Something inside her stirred for the first time in years. His pleasure put new life in her worn-out heart.
Jesus did not come to mankind to heal diseases and afflictions. Those were meant to be signs and testimonies to his power. He came to bind up the wounds of the broken-hearted, to proclaim liberty to the captives, and to open the prisons of those that are bound.
She had come to him in secret desperation. She intended to walk away having taken only the power to heal her body.
But Jesus called her back to give her more.
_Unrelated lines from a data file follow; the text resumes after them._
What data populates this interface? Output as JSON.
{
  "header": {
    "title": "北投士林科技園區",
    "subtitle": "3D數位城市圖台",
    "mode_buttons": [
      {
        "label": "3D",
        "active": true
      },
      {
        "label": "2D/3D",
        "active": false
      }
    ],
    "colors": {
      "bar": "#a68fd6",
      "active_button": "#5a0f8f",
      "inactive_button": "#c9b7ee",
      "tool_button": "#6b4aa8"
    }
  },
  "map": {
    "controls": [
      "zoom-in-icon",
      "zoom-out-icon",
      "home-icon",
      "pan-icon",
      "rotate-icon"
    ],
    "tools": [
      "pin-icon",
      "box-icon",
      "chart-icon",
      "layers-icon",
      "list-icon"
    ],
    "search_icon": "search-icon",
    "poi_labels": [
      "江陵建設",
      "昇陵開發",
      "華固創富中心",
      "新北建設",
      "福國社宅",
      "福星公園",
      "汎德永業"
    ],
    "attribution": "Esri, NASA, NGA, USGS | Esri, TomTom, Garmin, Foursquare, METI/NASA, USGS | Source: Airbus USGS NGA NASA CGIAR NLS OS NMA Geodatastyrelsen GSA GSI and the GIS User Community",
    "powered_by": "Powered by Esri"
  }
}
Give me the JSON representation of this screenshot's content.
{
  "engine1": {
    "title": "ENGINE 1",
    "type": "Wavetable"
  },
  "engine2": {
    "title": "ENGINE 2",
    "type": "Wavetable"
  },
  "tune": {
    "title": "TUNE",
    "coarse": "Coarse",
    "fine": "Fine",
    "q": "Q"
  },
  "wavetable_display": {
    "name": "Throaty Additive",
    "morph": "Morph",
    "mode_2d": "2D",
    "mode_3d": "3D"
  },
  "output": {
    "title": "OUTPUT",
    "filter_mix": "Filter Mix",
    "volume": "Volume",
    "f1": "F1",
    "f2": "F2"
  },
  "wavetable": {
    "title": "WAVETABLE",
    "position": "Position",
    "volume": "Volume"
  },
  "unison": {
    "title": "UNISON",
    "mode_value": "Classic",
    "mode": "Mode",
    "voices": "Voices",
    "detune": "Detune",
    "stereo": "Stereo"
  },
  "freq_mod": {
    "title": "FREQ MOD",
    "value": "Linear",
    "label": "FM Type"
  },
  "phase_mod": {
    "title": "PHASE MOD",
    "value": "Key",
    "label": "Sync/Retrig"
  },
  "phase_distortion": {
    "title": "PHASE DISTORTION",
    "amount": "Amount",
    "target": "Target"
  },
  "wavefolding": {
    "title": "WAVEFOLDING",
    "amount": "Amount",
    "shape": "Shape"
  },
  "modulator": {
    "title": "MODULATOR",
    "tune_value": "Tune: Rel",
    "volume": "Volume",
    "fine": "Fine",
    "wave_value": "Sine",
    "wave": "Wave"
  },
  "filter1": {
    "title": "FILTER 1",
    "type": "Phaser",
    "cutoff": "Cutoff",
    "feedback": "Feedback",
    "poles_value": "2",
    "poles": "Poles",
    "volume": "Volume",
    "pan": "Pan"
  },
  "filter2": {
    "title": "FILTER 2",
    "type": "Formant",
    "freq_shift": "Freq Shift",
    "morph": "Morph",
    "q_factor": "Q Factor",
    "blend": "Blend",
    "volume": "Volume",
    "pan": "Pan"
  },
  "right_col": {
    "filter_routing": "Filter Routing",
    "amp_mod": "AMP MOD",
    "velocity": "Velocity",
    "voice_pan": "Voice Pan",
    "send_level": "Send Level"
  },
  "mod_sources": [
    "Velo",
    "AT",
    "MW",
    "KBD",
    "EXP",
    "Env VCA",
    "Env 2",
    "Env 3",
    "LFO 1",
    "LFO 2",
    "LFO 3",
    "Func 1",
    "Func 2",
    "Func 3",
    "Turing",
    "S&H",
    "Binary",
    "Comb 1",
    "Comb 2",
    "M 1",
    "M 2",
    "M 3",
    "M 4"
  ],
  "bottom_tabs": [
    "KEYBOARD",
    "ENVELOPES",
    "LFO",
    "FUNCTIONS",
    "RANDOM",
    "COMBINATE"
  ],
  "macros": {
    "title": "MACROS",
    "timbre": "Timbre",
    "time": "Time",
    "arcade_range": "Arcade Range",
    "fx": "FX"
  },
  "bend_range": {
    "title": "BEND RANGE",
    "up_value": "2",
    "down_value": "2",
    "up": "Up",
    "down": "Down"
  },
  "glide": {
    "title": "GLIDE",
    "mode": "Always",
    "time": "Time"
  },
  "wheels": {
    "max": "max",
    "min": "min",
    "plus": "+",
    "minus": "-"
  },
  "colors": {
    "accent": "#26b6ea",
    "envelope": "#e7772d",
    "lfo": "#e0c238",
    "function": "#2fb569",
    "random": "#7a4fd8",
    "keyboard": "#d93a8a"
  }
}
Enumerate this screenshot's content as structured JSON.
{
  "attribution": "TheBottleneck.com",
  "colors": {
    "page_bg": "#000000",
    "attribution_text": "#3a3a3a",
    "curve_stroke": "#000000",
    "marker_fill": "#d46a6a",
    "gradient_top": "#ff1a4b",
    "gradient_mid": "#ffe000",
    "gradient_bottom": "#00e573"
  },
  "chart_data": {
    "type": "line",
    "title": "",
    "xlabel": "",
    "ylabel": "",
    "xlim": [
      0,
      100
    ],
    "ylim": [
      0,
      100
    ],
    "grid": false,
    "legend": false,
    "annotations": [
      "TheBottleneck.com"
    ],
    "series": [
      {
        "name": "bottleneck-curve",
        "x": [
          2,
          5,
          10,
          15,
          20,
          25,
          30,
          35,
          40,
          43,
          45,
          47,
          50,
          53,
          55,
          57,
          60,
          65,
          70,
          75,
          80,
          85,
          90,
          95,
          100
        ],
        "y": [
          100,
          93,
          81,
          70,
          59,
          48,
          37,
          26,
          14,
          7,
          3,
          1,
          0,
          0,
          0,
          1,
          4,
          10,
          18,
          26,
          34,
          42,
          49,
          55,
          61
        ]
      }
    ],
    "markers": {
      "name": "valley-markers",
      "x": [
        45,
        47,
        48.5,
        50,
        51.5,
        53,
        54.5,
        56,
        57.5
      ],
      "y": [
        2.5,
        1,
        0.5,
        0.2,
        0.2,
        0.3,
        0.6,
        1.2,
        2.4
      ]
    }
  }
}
What a terrible waste it would have been, if she had walked away from Jesus with a healthy body but without the opportunity to look into the face of God.
And while looking into the face of God, to see that He found her acceptable.
That is the blessing of the beat up and bent over.
Blessed are the poor in spirit, for theirs is the kingdom of heaven. (Matt. 5:3)
This story can be found in the fifth chapter of Mark. It has been embellished with information gathered from researching the Jewish culture during the time of Jesus.
Background verses: Isaiah 61:1; John 10:10 and John 10:25.